Les forces de police forment une catégorie particulière. Comme expliqué ci-dessus, ils ne sont pas forcément payés beaucoup et ont une origine sociale souvent prolétaire, mais sont aussi formatés par un milieu policier tellement réactionnaire qu'il surpasse de loin tout sentiment de solidarité de classe. Ce milieu des « forces de l'ordre » a un goût de « l'ordre » qui est utilisé par les classes dominantes pour assurer l'ordre établi. Mais la culture de l'ordre et de la violence qui règne dans leur sein, renforcée par la spécialisation dans la répression, va souvent un peu plus loin que ce qui est strictement nécessaire pour l'État.

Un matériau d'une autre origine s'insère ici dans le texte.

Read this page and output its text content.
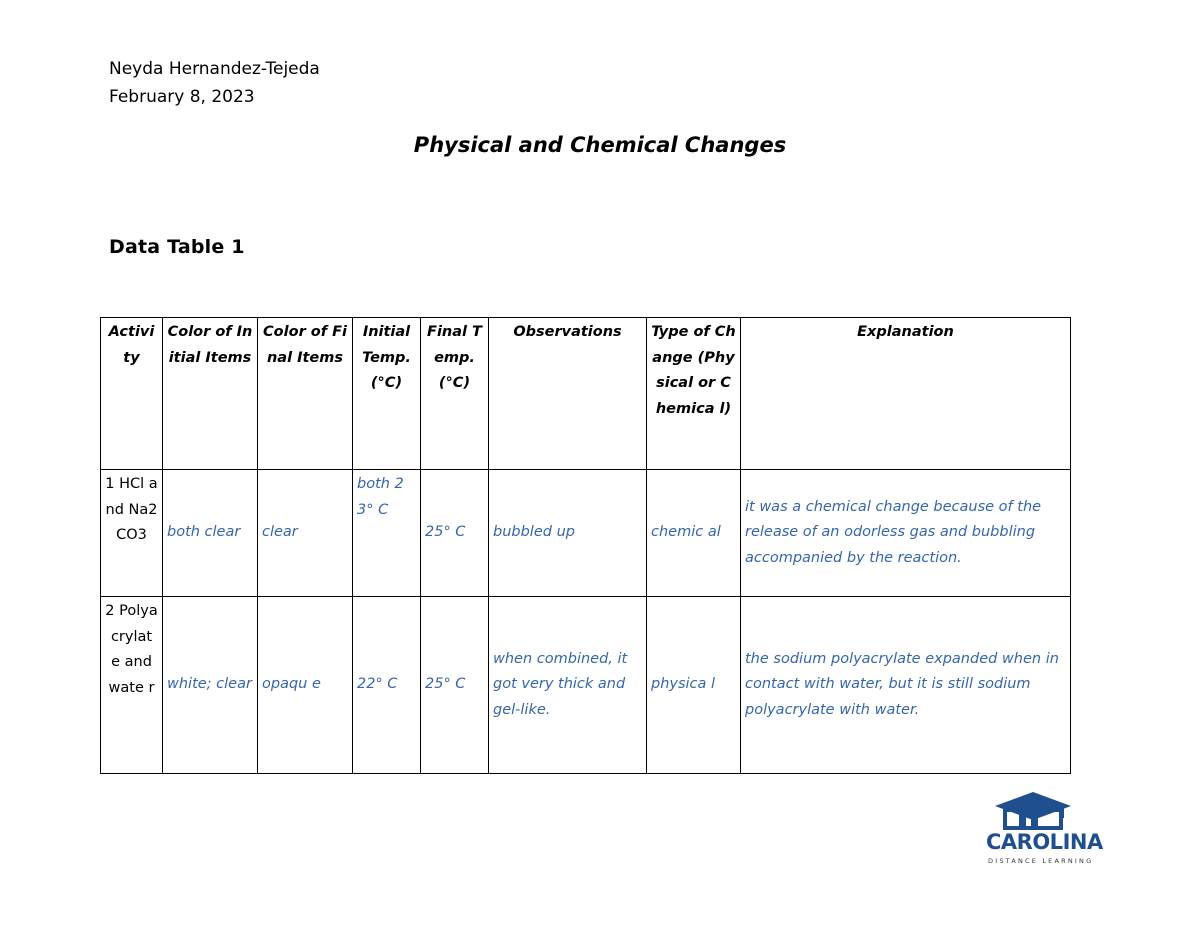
Neyda Hernandez-Tejeda
February 8, 2023
Physical and Chemical Changes
Data Table 1
Activi ty	Color of Initial Items	Color of Final Items	Initial Temp. (°C)	Final Temp. (°C)	Observations	Type of Change (Physical or Chemica l)	Explanation
1 HCl and Na2 CO3	both clear	clear	both 23° C	25° C	bubbled up	chemic al	it was a chemical change because of the release of an odorless gas and bubbling accompanied by the reaction.
2 Polya crylat e and wate r	white; clear	opaqu e	22° C	25° C	when combined, it got very thick and gel-like.	physica l	the sodium polyacrylate expanded when in contact with water, but it is still sodium polyacrylate with water.
CAROLINA
DISTANCE LEARNING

C'est ce qui fait que les policiers sont très réceptifs aux idées d'extrême droite (ils sont très majoritairement d'extrême droite, ce qui contraste avec d'autres secteurs de l'État, plus libéraux). C'est aussi ce qui fait que les violences policières sont si nombreuses : beaucoup n'attendent qu'un ordre pour faire usage de violence, et dans de nombreux cas, ils en font usage même sans ordre direct.

Bien sûr, globalement, la police reste contrôlée par la hiérarchie de l'appareil d'État. Mais son pouvoir de pression sur les politiciens est de plus en plus important lorsque ces derniers ont de plus en plus besoin de faire appel à eux. Comme le dit l'historien Emmanuel Blanchard : « Moins le pouvoir bénéficie d’une légitimité populaire, plus il s’adosse aux forces de l’ordre ».[4]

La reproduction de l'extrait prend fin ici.